The Last Remaining Competitive Advantage

Whenever the economy is volatile – businesses tighten their belts. This is a good thing. In better times there is a tendency to not look too hard at what is being spent. There’s more money to go around and many activities get the ‘ok’ from top management. When things are tight however, immediately the ‘luxury’ activities get axed and all hands on board deck are instructed to focus on cost cutting and improving efficiency.

This strategy worked well before – so why isn’t it working now? Why do we still see our profit margins shrinking?

You’ve probably had your time in the sun – you know – you were the first to introduce the product or service, your product was unique – and you enjoyed a strong market share with almost no clear competition. Now everyone is selling what you’re selling – doing what you’re doing. Everyone is saying that they’ve got the best quality, the greatest service and providing the best return on the customer’s investment. All hollow statements to the customers I assure you as they are hollow to you, but you are completely lost and not sure what else to do.

When you get to here, the only real solution is to slash prices. In 2002 James K. Clifton then Chairman and CEO of The Gallup Organization asked this question “Are we great customer managers or have we just talked a good game at company conferences, and at the end of the day become merely the world’s biggest price slashers?” Nine years later and that question is still a valuable and thought provoking one.

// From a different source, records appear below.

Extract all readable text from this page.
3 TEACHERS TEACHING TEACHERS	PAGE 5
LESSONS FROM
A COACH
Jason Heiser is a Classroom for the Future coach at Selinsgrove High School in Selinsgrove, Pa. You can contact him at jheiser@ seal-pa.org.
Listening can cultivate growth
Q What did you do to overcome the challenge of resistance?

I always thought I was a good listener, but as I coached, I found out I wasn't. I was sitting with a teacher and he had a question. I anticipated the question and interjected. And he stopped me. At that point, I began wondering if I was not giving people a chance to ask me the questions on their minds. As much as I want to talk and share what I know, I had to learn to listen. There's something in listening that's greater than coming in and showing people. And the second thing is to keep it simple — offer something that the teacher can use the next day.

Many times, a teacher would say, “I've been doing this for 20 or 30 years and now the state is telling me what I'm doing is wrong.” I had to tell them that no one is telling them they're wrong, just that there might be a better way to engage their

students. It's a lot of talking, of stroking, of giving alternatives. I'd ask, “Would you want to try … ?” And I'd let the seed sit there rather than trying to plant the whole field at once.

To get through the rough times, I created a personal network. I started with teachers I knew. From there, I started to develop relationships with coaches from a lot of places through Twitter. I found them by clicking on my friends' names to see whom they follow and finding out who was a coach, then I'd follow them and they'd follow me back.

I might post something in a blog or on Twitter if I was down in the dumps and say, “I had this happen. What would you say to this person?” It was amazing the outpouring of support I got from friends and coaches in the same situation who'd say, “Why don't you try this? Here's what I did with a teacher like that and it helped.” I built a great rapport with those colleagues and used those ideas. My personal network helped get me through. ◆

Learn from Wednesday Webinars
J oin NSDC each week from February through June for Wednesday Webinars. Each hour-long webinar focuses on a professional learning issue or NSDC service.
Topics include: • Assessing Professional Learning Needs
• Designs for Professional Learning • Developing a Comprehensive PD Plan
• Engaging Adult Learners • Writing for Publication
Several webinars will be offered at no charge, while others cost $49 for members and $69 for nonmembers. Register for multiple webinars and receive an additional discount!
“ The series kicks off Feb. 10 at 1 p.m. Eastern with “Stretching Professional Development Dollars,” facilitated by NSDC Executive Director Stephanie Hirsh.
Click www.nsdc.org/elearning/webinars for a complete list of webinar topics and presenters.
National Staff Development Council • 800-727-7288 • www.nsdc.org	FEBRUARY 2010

We have according to Clifton developed great expertise as “cost cutters”. We listened closely to Dr. Edwards Deming and Dr. Joseph Juran and they showed us how to greatly lower production costs brilliantly by ‘reducing variation’. Then came “reengineering” -We all did this too and it worked.

We’ve spent a lot of time cost cutting but no one is really telling us how to grow margins. We have also painted ourselves into a corner because what we now have is a customer relationship based solely on price. Sales people are having the worse times of their lives because all that they have as a factor of differentiation is price; which means basically that everyone – every product and service is just a commodity.

What then is the solution? Simply put: it is mindset – understanding it in your customers and leveraging it in your employees. In 1966 psychologist Liam Hudson (no known relation of mine) suggested that there are two methods of thinking: convergent thinking and divergent thinking.

Convergent thinking is when you use material from various sources and present it in such a way as to provide a correct answer. Pretty much like what students are required to do. They gather information from textbooks, journals and articles and transfer it to exam papers in the way they have been taught. They provide rote answers.

Divergent thinking on the other hand, involves some more creativity. An individual would bring together a broad elaboration of ideas to find a solution. Thinkers of this type tend to stretch the boundaries and let their imagination generate lots of possibilities.

Although business owners interview for skills and qualities that best suit the company or organization, it’s more difficult to interview for mindset. Hiring is risky. We believe a candidate to be a good fit and then before long we complain that we don’t understand how they think – why they’re not seeing things in a particular kind of way. The reason is as Liam said – from school, we’re taught how to pass exams not how to think.

The success of your organization does not depend on your understanding of economics, organizational development or marketing. It depends on your understanding of psychology: how each employee connects with your company and how each employee connects with your customers.

Why do employees stay with one company when others are willing to pay them more?

Why do some employees innately know how to deal with customer complaints without alienating those customers while others – in the same situation – simply don’t know what to do?

Why do some customers drive three miles out of the way to come to your store when your competitor is right across the street from them?

You need to – starting today – learn how to harness the power of human nature or you will never get off the cost cutting slide – and who knows how long you will last sliding down that razor’s edge?